Un nouveau scandale à tiroirs ébranle la gouvernance financière de l’État sénégalais. Dans son édition du jour, L’Observateur révèle les contours d’un montage financier estimé à 17,495 milliards de francs CFA, impliquant l’État du Sénégal et La Banque Agricole (LBA). En toile de fond : des conventions de substitution de débiteurs d’une rare opacité, aujourd’hui dénoncées par la Cour des comptes dans un référé explosif adressé au ministère de la Justice.

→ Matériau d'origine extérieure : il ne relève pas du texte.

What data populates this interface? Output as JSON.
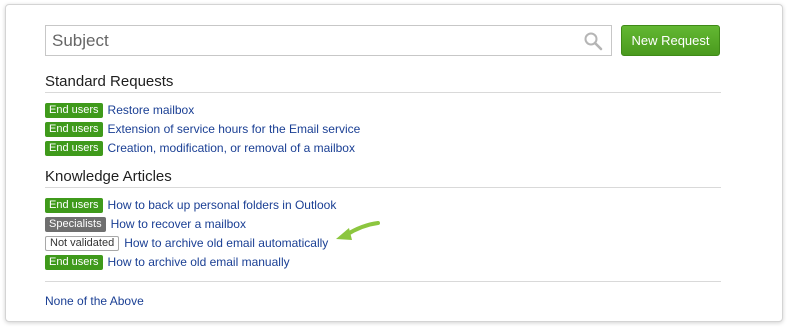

Sous couvert de mécanismes juridiques apparemment classiques, le schéma consiste en une substitution de débiteurs, où l’État prend à sa charge des dettes initialement contractées par des entreprises privées. Mais là où le bât blesse, c’est que ni le fondement économique, ni le cadre contractuel ne justifient une telle opération, selon les magistrats de la Cour des comptes.

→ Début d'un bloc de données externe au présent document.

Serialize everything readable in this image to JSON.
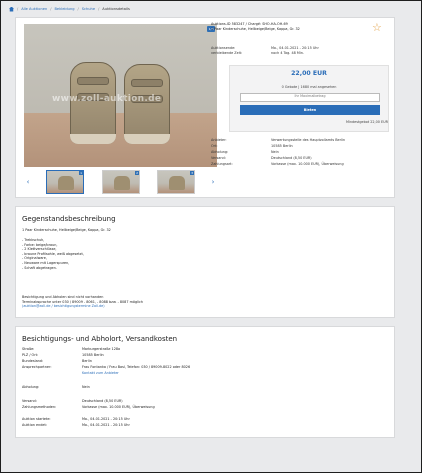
{
  "breadcrumb": [
    "Alle Auktionen",
    "Bekleidung",
    "Schuhe",
    "Auktionsdetails"
  ],
  "listing": {
    "image_count": "1/3",
    "watermark": "www.zoll-auktion.de",
    "thumb_numbers": [
      "1",
      "2",
      "3"
    ],
    "id_line": "Auktions-ID 583247 / Chargé: SHO-HA-OH-69",
    "title": "1 Paar Kinderschuhe, Hellbeige/Beige, Kappa, Gr. 32",
    "auction_end_label": "Auktionsende:",
    "auction_end_value": "Mo., 04.01.2021 - 20:15 Uhr",
    "remaining_label": "verbleibende Zeit:",
    "remaining_value": "noch 4 Tag. 48 Min.",
    "price": "22,00 EUR",
    "bids": "0 Gebote | 1680 mal angesehen",
    "max_bid_placeholder": "Ihr Maximalbetrag",
    "bid_button": "Bieten",
    "min_bid": "Mindestgebot 22,00 EUR",
    "seller": [
      {
        "k": "Anbieter:",
        "v": "Verwertungsstelle des Hauptzollamts Berlin",
        "link": true
      },
      {
        "k": "Ort:",
        "v": "10585 Berlin"
      },
      {
        "k": "Abholung:",
        "v": "Nein"
      },
      {
        "k": "Versand:",
        "v": "Deutschland (8,50 EUR)"
      },
      {
        "k": "Zahlungsart:",
        "v": "Vorkasse (max. 10.000 EUR), Überweisung"
      }
    ]
  },
  "description": {
    "heading": "Gegenstandsbeschreibung",
    "intro": "1 Paar Kinderschuhe, Hellbeige/Beige, Kappa, Gr. 32",
    "bullets": [
      "- Trekkschuh,",
      "- Farbe: beige/braun,",
      "- 2 Klettverschlüsse,",
      "- braune Profilsohle, weiß abgesetzt,",
      "- Originalware,",
      "- Neuware mit Lagerspuren,",
      "- Schaft abgetragen."
    ],
    "note1": "Besichtigung und Abholen sind nicht vorhanden",
    "note2": "Terminabsprache unter 030 / 89009 - 8061, - 8088 bzw. - 8087 möglich",
    "link": "(auktion@zoll.de / besichtigungstermine Zoll.de)"
  },
  "shipping": {
    "heading": "Besichtigungs- und Abholort, Versandkosten",
    "rows": [
      {
        "k": "Straße:",
        "v": "Marburgerstraße 128a"
      },
      {
        "k": "PLZ / Ort:",
        "v": "10585 Berlin"
      },
      {
        "k": "Bundesland:",
        "v": "Berlin"
      },
      {
        "k": "Ansprechpartner:",
        "v": "Frau Fontanka / Frau Basl, Telefon: 030 / 89009-8022 oder 8026"
      },
      {
        "k": "",
        "v": "Kontakt zum Anbieter",
        "link": true
      },
      {
        "k": "Abholung:",
        "v": "Nein"
      },
      {
        "k": "Versand:",
        "v": "Deutschland (8,50 EUR)"
      },
      {
        "k": "Zahlungsmethoden:",
        "v": "Vorkasse (max. 10.000 EUR), Überweisung"
      },
      {
        "k": "Auktion startete:",
        "v": "Mo., 04.01.2021 - 20:15 Uhr"
      },
      {
        "k": "Auktion endet:",
        "v": "Mo., 04.01.2021 - 20:15 Uhr"
      }
    ]
  }
}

« La relation entre l’État, en tant que substituant, et les débiteurs substitués n’est pas établie dans les documents », note la Cour, pointant du doigt une gestion hasardeuse, voire délibérément obscure, des finances publiques.
L’affaire ne s’arrête pas à l’irrégularité de la procédure. Le référé évoque un objectif non avoué : sauver certaines institutions financières, notamment La Banque Agricole, des sanctions prévues par la réglementation bancaire, liées aux exigences de fonds propres. En injectant artificiellement des garanties publiques sur des dettes privées, ces structures pouvaient continuer à bénéficier de ressources auprès de la BCEAO et de bailleurs internationaux, au mépris des règles de transparence budgétaire.

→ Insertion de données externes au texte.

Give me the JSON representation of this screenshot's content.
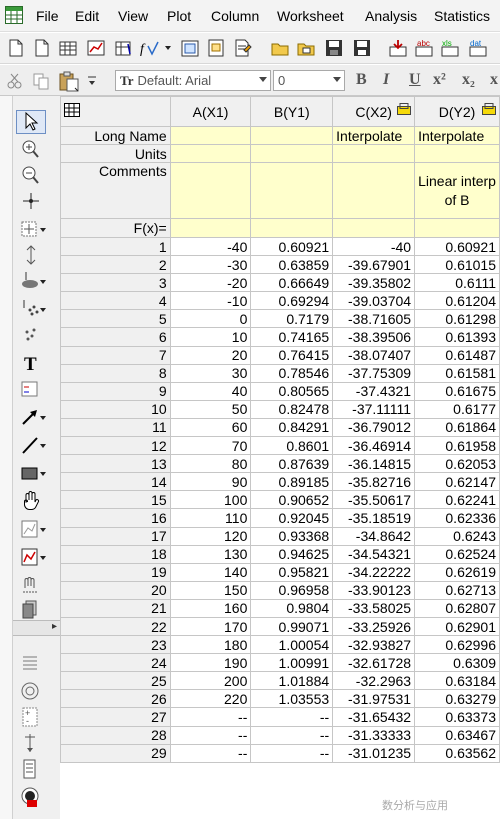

Les regards se tournent désormais vers les sociétés bénéficiaires de cette opération. La Cour cite nommément une dizaine d’entre elles : Tracto Services Equipements Afrique, Agripo TV, Ja-maries SA, Senteer, Complexe Seutou Indou, Etablissement Moussa Gaye, Falilou Mbacké, Bio Énergie Green, Fadema Sau, et Yanawa.
À ce stade, aucun lien formel n’est établi entre ces structures et l’État sénégalais, ce qui renforce les soupçons de paravents utilisés pour une captation illégale de fonds publics.
Le dossier, désormais entre les mains du ministère de la Justice, pourrait déboucher sur des poursuites judiciaires. Le référé de la Cour des comptes, rarement aussi tranché, plaide pour une enquête approfondie afin d’identifier les responsabilités et d’éventuels complices au sein de l’administration.
Alors que les institutions financières internationales exigent toujours plus de rigueur et de clarté, ce dossier tombe au plus mauvais moment pour les autorités. Il pourrait bien devenir un test grandeur nature pour la volonté politique de lutter contre la corruption et les dérives dans la gestion des deniers publics.